When Jesus shows up, two things in the story fascinate me. One is the total openness of Jesus to show Thomas his wounds. No shame, no fear. Jesus may be a triumphant victor over death but at the same time Jesus is not ashamed to reveal God’s vulnerability. That God, the almighty creator of heaven and earth, came to us not like the powerful lords of this world, but as flesh that bleeds and suffers and dies. And it is only as divinely vulnerable that Jesus is the source of new life to the wounded and hurting Thomas.
The other is that, when Jesus appears, we are not told that Thomas actually does what he said he needed to do: put his fingers in and test the wounds. He confesses Jesus as Lord and God, something the other apostles are not recorded as doing when they saw the risen Jesus the week before. And with this confession the evangelist can bring the gospel of John to its conclusion: these signs have been written down so that you, too, may find life in what Thomas confesses: that flesh that is wounded and bleeding and that dies can still live with the presence of God.
Most of the time the apostles spent locked in together in the upper room in the days and weeks after Easter, they didn’t see Jesus. Most of the time they were alone, with their own weaknesses and vulnerabilities. And with each other’s weaknesses and vulnerabilities, and recent experience suggests that their days and weeks in close quarters probably brought out those weaknesses rather clearly. And yet when they experienced the presence of the living Christ, it was the presence of the Jesus who suffered, the Jesus with wounds and scars and yet was not ashamed, the Jesus who met them not when they had worked everything out and had polished off their rough edges, but exactly as the hurting and vulnerable people that they were.
It’s the same for us. We’re all a little hurting and frazzled these days. Many of us were a little hurting and frazzled before all this started, and it hasn’t gotten better over these last five weeks. But none of that makes us any less acceptable to God. Not to the God revealed in Jesus Christ, who comes among us crucified yet alive, wounded yet forgiving, disfigured yet unashamed, rejected yet accepting.
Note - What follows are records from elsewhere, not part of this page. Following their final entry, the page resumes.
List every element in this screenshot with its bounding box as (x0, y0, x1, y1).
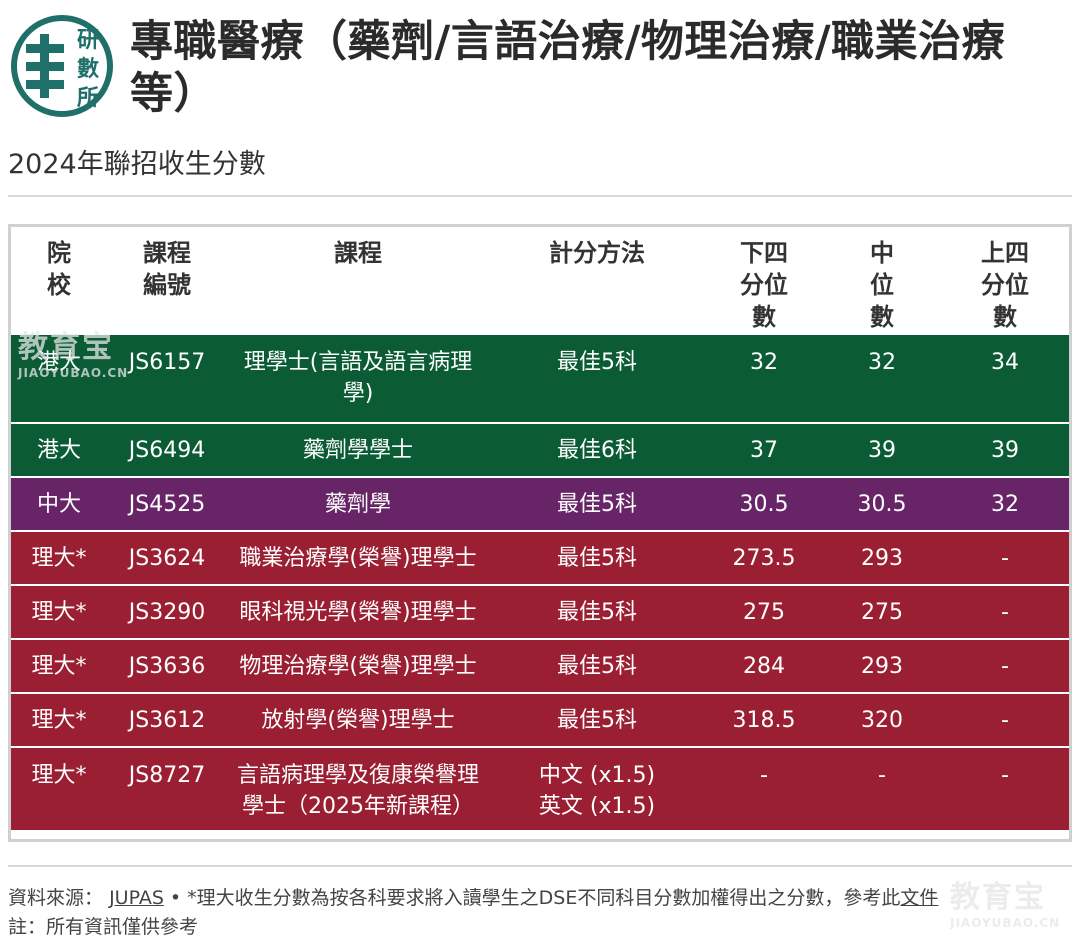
table-header-row: 院校 課程 編號 課程 計分方法 下四 分位數 中位數 上四 分位數 (11, 227, 1069, 335)
cell-upper-quartile: 39 (941, 423, 1069, 478)
cell-institution: 中大 (11, 477, 107, 532)
cell-course-code: JS4525 (107, 477, 227, 532)
cell-course-name: 理學士(言語及語言病理學) (227, 335, 489, 424)
col-header-median: 中位數 (870, 239, 894, 331)
cell-course-code: JS3624 (107, 531, 227, 586)
scores-table-container: 院校 課程 編號 課程 計分方法 下四 分位數 中位數 上四 分位數 港大 JS6157… (8, 224, 1072, 842)
page-title: 專職醫療（藥劑/言語治療/物理治療/職業治療等） (130, 17, 1006, 119)
col-header-scoring-method: 計分方法 (549, 239, 645, 267)
cell-scoring-method: 中文 (x1.5) 英文 (x1.5) (489, 747, 705, 832)
footer: 資料來源： JUPAS • *理大收生分數為按各科要求將入讀學生之DSE不同科目… (8, 884, 1072, 942)
page-subtitle: 2024年聯招收生分數 (8, 149, 266, 180)
cell-median: 293 (823, 639, 941, 694)
table-body: 港大 JS6157 理學士(言語及語言病理學) 最佳5科 32 32 34 港大 JS6494 藥… (11, 335, 1069, 832)
cell-course-name: 言語病理學及復康榮譽理學士（2025年新課程） (227, 747, 489, 832)
cell-median: 293 (823, 531, 941, 586)
cell-course-code: JS3636 (107, 639, 227, 694)
table-row: 中大 JS4525 藥劑學 最佳5科 30.5 30.5 32 (11, 477, 1069, 532)
col-header-course: 課程 (334, 239, 382, 267)
cell-upper-quartile: - (941, 639, 1069, 694)
cell-upper-quartile: 34 (941, 335, 1069, 424)
cell-institution: 理大* (11, 639, 107, 694)
logo-icon: 研 數 所 (11, 15, 113, 117)
cell-institution: 港大 (11, 423, 107, 478)
col-header-lower-quartile: 下四 分位數 (740, 239, 788, 331)
document-link[interactable]: 文件 (900, 887, 939, 909)
source-line: 資料來源： JUPAS • *理大收生分數為按各科要求將入讀學生之DSE不同科目… (8, 884, 1072, 913)
col-header-course-code: 課程 編號 (143, 239, 191, 299)
col-header-institution: 院校 (47, 239, 71, 299)
cell-scoring-method: 最佳6科 (489, 423, 705, 478)
cell-median: 39 (823, 423, 941, 478)
cell-scoring-method: 最佳5科 (489, 477, 705, 532)
cell-upper-quartile: - (941, 531, 1069, 586)
cell-course-code: JS3290 (107, 585, 227, 640)
col-header-upper-quartile: 上四 分位數 (981, 239, 1029, 331)
logo-char-1: 研 (77, 28, 99, 53)
cell-course-name: 物理治療學(榮譽)理學士 (227, 639, 489, 694)
cell-scoring-method: 最佳5科 (489, 531, 705, 586)
cell-lower-quartile: 284 (705, 639, 823, 694)
cell-lower-quartile: - (705, 747, 823, 832)
table-row: 理大* JS3290 眼科視光學(榮譽)理學士 最佳5科 275 275- (11, 585, 1069, 640)
cell-median: 275 (823, 585, 941, 640)
divider (8, 865, 1072, 867)
cell-median: 30.5 (823, 477, 941, 532)
page-header: 研 數 所 專職醫療（藥劑/言語治療/物理治療/職業治療等） (8, 8, 1072, 128)
disclaimer: 註：所有資訊僅供參考 (8, 916, 199, 938)
source-label: 資料來源： (8, 887, 104, 909)
cell-upper-quartile: - (941, 747, 1069, 832)
cell-course-code: JS6494 (107, 423, 227, 478)
cell-course-name: 眼科視光學(榮譽)理學士 (227, 585, 489, 640)
table-row: 港大 JS6494 藥劑學學士 最佳6科 37 39 39 (11, 423, 1069, 478)
cell-institution: 理大* (11, 585, 107, 640)
cell-course-name: 藥劑學 (227, 477, 489, 532)
cell-course-name: 藥劑學學士 (227, 423, 489, 478)
cell-lower-quartile: 275 (705, 585, 823, 640)
cell-scoring-method: 最佳5科 (489, 693, 705, 748)
cell-lower-quartile: 37 (705, 423, 823, 478)
cell-course-name: 放射學(榮譽)理學士 (227, 693, 489, 748)
cell-scoring-method: 最佳5科 (489, 335, 705, 424)
cell-institution: 理大* (11, 747, 107, 832)
table-row: 理大* JS3624 職業治療學(榮譽)理學士 最佳5科 273.5 293- (11, 531, 1069, 586)
table-row: 港大 JS6157 理學士(言語及語言病理學) 最佳5科 32 32 34 (11, 335, 1069, 424)
cell-median: 32 (823, 335, 941, 424)
cell-upper-quartile: - (941, 585, 1069, 640)
cell-scoring-method: 最佳5科 (489, 639, 705, 694)
cell-lower-quartile: 318.5 (705, 693, 823, 748)
cell-institution: 理大* (11, 531, 107, 586)
divider (8, 195, 1072, 197)
cell-course-code: JS6157 (107, 335, 227, 424)
cell-median: - (823, 747, 941, 832)
jupas-link[interactable]: JUPAS (109, 887, 164, 909)
cell-course-name: 職業治療學(榮譽)理學士 (227, 531, 489, 586)
table-row: 理大* JS8727 言語病理學及復康榮譽理學士（2025年新課程） 中文 (x1.5… (11, 747, 1069, 832)
weighting-note: • *理大收生分數為按各科要求將入讀學生之DSE不同科目分數加權得出之分數，參考… (163, 887, 901, 909)
cell-course-code: JS8727 (107, 747, 227, 832)
scores-table: 院校 課程 編號 課程 計分方法 下四 分位數 中位數 上四 分位數 港大 JS6157… (11, 227, 1069, 832)
cell-upper-quartile: - (941, 693, 1069, 748)
cell-institution: 港大 (11, 335, 107, 424)
cell-median: 320 (823, 693, 941, 748)
cell-institution: 理大* (11, 693, 107, 748)
logo-char-3: 所 (77, 86, 99, 111)
cell-lower-quartile: 273.5 (705, 531, 823, 586)
cell-lower-quartile: 32 (705, 335, 823, 424)
cell-scoring-method: 最佳5科 (489, 585, 705, 640)
logo-char-2: 數 (77, 57, 99, 82)
cell-course-code: JS3612 (107, 693, 227, 748)
table-row: 理大* JS3612 放射學(榮譽)理學士 最佳5科 318.5 320- (11, 693, 1069, 748)
cell-lower-quartile: 30.5 (705, 477, 823, 532)
table-row: 理大* JS3636 物理治療學(榮譽)理學士 最佳5科 284 293- (11, 639, 1069, 694)
cell-upper-quartile: 32 (941, 477, 1069, 532)
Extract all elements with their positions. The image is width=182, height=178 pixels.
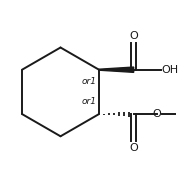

And when the time comes for us to come out from behind our locked doors, I pray that we will all have a bit more compassion and respect for the fragile, earthen vessels that all of us are. May we all have the courage to know that, despite our flaws and weaknesses, despite our wounds and scars, we are fragile clay into which God has breathed the breath of life, and the Holy Spirit of new life that never dies.